The Penal Code stipulates that executions are to be carried out by hanging. But we wonder whether arguments on this point have ever been raised.

In the United Sates, where the death penalty exists in 35 of the 50 states, members of the media and relatives of crime victims can be present to watch executions. They also can be briefed by authorities about developments before actual executions.

We think the Justice Ministry should provide as much information as possible while giving consideration to the privacy of death row inmates and the wishes of victims.

Some in the ministry were cautious about releasing detailed information on the final moments death row inmates face, being concerned that discussions of how executions are carried out and how inmates are treated would eventually lead to arguments supporting the abolition of the death penalty.

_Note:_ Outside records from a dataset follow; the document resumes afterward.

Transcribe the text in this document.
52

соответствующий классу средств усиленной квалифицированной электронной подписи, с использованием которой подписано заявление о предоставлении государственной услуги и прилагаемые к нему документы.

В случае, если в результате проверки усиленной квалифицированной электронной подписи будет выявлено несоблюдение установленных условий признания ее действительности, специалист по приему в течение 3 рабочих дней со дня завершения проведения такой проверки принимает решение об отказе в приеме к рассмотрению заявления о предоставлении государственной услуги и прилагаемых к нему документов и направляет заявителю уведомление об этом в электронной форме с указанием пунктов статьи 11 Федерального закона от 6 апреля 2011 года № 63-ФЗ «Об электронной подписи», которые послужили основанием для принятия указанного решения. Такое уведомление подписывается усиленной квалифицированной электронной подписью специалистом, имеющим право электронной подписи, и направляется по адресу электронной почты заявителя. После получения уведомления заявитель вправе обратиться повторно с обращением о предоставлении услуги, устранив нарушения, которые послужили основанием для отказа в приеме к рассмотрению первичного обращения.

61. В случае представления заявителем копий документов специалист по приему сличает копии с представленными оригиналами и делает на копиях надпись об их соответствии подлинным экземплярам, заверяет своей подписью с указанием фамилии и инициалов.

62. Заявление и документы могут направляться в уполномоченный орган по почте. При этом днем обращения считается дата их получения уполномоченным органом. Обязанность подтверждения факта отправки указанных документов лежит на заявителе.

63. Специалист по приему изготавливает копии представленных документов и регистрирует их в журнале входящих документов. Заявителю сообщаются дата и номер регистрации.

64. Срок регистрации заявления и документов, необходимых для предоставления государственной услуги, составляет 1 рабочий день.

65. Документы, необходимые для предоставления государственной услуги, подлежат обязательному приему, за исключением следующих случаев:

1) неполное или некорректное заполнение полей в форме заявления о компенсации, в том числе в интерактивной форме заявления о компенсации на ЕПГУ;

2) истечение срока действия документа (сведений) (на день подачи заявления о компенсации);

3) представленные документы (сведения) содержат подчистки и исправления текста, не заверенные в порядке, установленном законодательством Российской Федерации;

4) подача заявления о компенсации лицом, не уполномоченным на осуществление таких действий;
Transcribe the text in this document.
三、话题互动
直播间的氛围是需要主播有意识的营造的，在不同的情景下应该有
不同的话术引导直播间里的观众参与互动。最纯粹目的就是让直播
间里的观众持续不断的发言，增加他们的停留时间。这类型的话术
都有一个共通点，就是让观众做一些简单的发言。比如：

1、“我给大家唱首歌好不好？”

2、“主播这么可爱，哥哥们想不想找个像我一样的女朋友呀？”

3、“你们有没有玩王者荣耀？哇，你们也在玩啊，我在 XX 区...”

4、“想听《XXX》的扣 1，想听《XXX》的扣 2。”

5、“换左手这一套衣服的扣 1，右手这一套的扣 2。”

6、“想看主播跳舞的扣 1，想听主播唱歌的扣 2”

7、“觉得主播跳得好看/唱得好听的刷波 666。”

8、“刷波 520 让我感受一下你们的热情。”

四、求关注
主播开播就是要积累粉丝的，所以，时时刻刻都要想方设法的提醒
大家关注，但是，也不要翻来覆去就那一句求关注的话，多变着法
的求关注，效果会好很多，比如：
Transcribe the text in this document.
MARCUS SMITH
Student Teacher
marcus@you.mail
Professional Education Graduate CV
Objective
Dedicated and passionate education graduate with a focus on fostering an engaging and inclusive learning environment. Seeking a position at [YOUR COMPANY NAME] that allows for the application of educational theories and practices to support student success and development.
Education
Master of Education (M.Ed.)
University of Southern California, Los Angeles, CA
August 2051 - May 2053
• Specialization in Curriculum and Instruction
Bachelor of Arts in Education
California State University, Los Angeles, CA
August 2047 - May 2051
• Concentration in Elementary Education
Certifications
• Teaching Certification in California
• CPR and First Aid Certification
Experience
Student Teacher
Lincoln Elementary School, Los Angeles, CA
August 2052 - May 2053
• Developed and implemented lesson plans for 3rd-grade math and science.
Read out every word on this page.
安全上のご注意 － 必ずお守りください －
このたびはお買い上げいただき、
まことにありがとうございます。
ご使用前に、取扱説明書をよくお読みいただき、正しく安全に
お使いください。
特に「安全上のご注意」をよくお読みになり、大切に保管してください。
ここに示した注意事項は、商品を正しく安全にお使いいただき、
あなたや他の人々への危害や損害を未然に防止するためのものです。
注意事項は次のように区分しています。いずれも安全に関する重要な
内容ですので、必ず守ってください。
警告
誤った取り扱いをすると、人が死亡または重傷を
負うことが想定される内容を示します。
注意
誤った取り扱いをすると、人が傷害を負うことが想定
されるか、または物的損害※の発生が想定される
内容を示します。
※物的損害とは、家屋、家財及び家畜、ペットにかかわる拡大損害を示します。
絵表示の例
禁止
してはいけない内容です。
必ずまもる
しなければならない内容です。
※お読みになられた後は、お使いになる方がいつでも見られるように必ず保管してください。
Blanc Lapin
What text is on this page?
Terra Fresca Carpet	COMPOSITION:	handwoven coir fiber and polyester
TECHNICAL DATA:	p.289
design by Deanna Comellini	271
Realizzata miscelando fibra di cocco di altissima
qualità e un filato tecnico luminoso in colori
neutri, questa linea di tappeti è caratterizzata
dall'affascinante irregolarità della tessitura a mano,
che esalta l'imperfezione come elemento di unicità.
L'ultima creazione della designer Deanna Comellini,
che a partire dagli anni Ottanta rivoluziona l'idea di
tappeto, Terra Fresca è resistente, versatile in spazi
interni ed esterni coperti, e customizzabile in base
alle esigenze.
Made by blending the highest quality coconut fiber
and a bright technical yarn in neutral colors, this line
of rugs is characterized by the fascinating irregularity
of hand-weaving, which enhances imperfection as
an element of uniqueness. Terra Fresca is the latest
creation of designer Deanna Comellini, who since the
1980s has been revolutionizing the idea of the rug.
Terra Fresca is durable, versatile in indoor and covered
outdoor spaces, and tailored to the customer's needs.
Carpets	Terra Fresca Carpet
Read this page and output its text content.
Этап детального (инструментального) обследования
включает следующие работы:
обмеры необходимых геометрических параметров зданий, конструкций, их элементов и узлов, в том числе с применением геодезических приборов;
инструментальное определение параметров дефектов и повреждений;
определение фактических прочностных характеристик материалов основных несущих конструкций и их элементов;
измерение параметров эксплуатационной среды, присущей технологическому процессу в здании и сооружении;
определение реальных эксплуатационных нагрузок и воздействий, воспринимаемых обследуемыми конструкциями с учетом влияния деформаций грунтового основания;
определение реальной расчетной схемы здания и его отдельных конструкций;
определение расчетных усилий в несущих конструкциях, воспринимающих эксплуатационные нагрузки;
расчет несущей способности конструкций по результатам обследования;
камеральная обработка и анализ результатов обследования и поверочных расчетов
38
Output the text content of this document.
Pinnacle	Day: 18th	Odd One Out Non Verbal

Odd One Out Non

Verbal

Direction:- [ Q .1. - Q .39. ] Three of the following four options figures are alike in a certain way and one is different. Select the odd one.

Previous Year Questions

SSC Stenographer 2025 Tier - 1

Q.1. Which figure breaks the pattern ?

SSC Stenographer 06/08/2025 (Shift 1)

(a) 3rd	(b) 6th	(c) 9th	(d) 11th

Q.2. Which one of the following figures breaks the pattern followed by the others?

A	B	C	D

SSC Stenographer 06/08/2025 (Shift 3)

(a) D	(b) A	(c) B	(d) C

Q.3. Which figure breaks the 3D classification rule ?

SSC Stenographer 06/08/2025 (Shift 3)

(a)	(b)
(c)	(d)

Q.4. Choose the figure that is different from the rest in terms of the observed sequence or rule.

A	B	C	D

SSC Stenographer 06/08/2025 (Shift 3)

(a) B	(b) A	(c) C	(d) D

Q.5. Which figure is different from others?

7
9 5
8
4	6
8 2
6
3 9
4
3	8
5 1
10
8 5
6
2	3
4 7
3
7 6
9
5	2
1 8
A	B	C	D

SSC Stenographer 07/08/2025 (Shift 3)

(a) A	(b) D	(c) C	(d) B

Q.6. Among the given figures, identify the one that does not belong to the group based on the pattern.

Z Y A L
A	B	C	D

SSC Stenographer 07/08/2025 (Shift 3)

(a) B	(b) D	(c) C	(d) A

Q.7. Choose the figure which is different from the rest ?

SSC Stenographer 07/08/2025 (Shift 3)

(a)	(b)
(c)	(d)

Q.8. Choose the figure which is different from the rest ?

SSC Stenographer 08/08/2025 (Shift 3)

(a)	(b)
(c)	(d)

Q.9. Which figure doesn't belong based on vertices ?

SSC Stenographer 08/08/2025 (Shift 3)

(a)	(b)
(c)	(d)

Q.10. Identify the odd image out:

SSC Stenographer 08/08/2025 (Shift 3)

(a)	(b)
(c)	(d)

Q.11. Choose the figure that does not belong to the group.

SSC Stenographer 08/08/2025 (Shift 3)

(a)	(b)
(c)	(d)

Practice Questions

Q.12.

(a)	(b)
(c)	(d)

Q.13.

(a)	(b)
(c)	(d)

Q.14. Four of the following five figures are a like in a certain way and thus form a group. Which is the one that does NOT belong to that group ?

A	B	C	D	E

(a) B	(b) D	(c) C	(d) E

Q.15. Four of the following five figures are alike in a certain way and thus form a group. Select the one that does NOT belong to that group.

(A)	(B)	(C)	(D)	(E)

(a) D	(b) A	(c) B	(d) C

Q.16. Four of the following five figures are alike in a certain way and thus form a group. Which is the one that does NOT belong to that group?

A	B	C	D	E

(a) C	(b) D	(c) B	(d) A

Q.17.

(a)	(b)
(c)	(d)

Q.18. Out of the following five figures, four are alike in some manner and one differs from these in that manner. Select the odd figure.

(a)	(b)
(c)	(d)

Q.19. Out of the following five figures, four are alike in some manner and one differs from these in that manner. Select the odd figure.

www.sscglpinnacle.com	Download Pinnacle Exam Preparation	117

It is necessary for the ministry to provide the public with information about the actual situation regarding the death penalty and to allow discussions as to whether practical details of the death penalty system, including the execution method, should be reviewed.

Seek the best system

An opinion survey conducted by the Cabinet Office showed that more than 80 percent of respondents were in favor of the death penalty. Many victims' relatives demand capital punishment as a penalty matching the seriousness of the crimes committed.

We do not advocate rushing discussions on whether the death penalty should be maintained or abolished. Rather, we hope that discussions are held from the viewpoint of improving the existing system's operation.